2005年11月16日

最高裁判決

~非上場株式純資産価額方式の42%控除の可否と実務~

先の平成17年11月8日に、最高裁判所第三小法廷は、非上場株式の売買価格決定における純資産価額法の適用上法人税等相当額の控除(以下42%控除という。)を認める注目すべき判断を示しました。

この判決は、税務署が低額譲渡であると否認した個人の非上場株式売買で、原告が非上場株式の時価純資産価額による評価額では42%控除を認めるべきであるとして争っていたものです。

最高裁が42%控除を認めた理由は以下のとおりです。

1.財産評価基本通達(=評基通)の定める非上場株式の評価方法は、相続等における財産評価手法として一般的に合理性を有し、課税実務上も定着しているものであるから、一定の修正(土地等の時価評価)がなされた1株当たりの純資産価額の算定方式にのっとって算定された価額は、一般に通常の取引における当事者の合理的意思に合致するものとして、所得税法上の時価に当たる。
2.取引が行われた昭和62年当時では、所得税基本通達には、1株当たりの純資産価額の評価に当たり法人税額等相当額を控除しないことが規定されておらず、そのため、所得税法の時価の算定上、42%控除が不可能であることを関係通達から読み取ることは、一般の納税義務者にとっては不可能である。
3.一般にその取引の当事者は通達の定める評価方法に関心を有し、その評価方法が取引の実情に影響を与え得るものであったことは否定し難く、これとかけ離れたところに取引通念があったということはできない。
4.したがって、営業活動を順調に行っている会社の株式であっても、法人税額等相当額を控除して算定された1株当たりの純資産価額は、昭和62年において、一般には通常の取引における当事者の合理的意思に合致し、所得税法上の時価にあたる。
非上場株式の所得税法上の時価評価については、土地と有価証券の時価を評基通によらず適正に計算することを条件に、評基通による純資産価額による評価が一般にそのまま妥当なものとして取り扱われてきていました。ところが、平成に入り、課税庁サイドの解説書に42%控除を認めない旨の記載がなされ、その後、平成12年の通達改正により所得税の課税における1株当たりの純資産価額の評価に当たり42%控除を認めないことが規定されました。

最高裁は、所得税法上の純資産価額の算定上、42%控除ができないことが改正前通達にはどこにも書いておらず、また、取引通念は、その記載のない通達に添ったものであるとして、42%控除による評価は合法であると判断したものです。
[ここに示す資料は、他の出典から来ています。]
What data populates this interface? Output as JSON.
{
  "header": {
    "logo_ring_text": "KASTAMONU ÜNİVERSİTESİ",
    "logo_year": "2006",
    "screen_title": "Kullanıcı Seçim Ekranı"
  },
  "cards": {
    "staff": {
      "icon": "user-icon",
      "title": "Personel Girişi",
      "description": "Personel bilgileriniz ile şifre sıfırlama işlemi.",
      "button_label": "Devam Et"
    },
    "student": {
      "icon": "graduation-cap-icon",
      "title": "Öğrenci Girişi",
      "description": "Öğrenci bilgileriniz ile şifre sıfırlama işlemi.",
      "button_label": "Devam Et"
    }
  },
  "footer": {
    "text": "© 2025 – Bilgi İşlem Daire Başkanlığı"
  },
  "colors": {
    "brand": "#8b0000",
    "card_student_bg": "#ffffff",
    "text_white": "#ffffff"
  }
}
この判断は、評価通達の事実上の効果を法律上の効果にまで高めたと評すことができます。最高裁のロジックでは、評価方法を通達に定めた後に多くの人が課税庁による否認を恐れてその通達に従い取引を行えば、たとえ、その評価が適正なものでなくても、「取引通念」が形成されていたとして、それに従わない取引は全て違法なものとなります。

この判決をもとに、今後の非上場株式の売買実務において42%控除が問題なく認められるのでしょうか?この点については通達が改正されない限り難しいと考えます。なぜなら、最高裁は、42%控除は昭和62年当時において合法であったといっているだけで、現在の通達についての是非を直接判断しているわけではないからです。また、42%控除を認めない現行通達が取引上最大限考慮されている実務を考えると、現時点の取引通念は42%控除を行わないものであり、現時点の当事者の意思も42%控除を行わないと考える余地が十分にあるからです。

では、通達が改正される可能性はあるのか?最高裁が指摘しているように、42%控除の趣旨を「個人が財産を直接所有し、支配している場合と、個人が当該財産を会社を通じて間接的に所有し、支配している場合との評価の均衡を図るためであり、評価の対象となる会社が現実に解散されることを前提としていることによるものではない」とするならば、42%控除不可の理由として「会社の清算を前提とした法人税額等相当額を控除した純資産価額で株式を売買する取引は通常考えられず,これを控除することは不合理である」としていた課税庁の説明は苦しくなります。財産の間接所有による利用制限に係る減額は評基通による純資産価額の計算上当然に認められるべき本質的なものであることからすると、現行所得税通達・法人税通達が評基通の適用を認めている以上、取り扱いを変更し42%控除を認めるという選択肢を検討すべきであると思われます。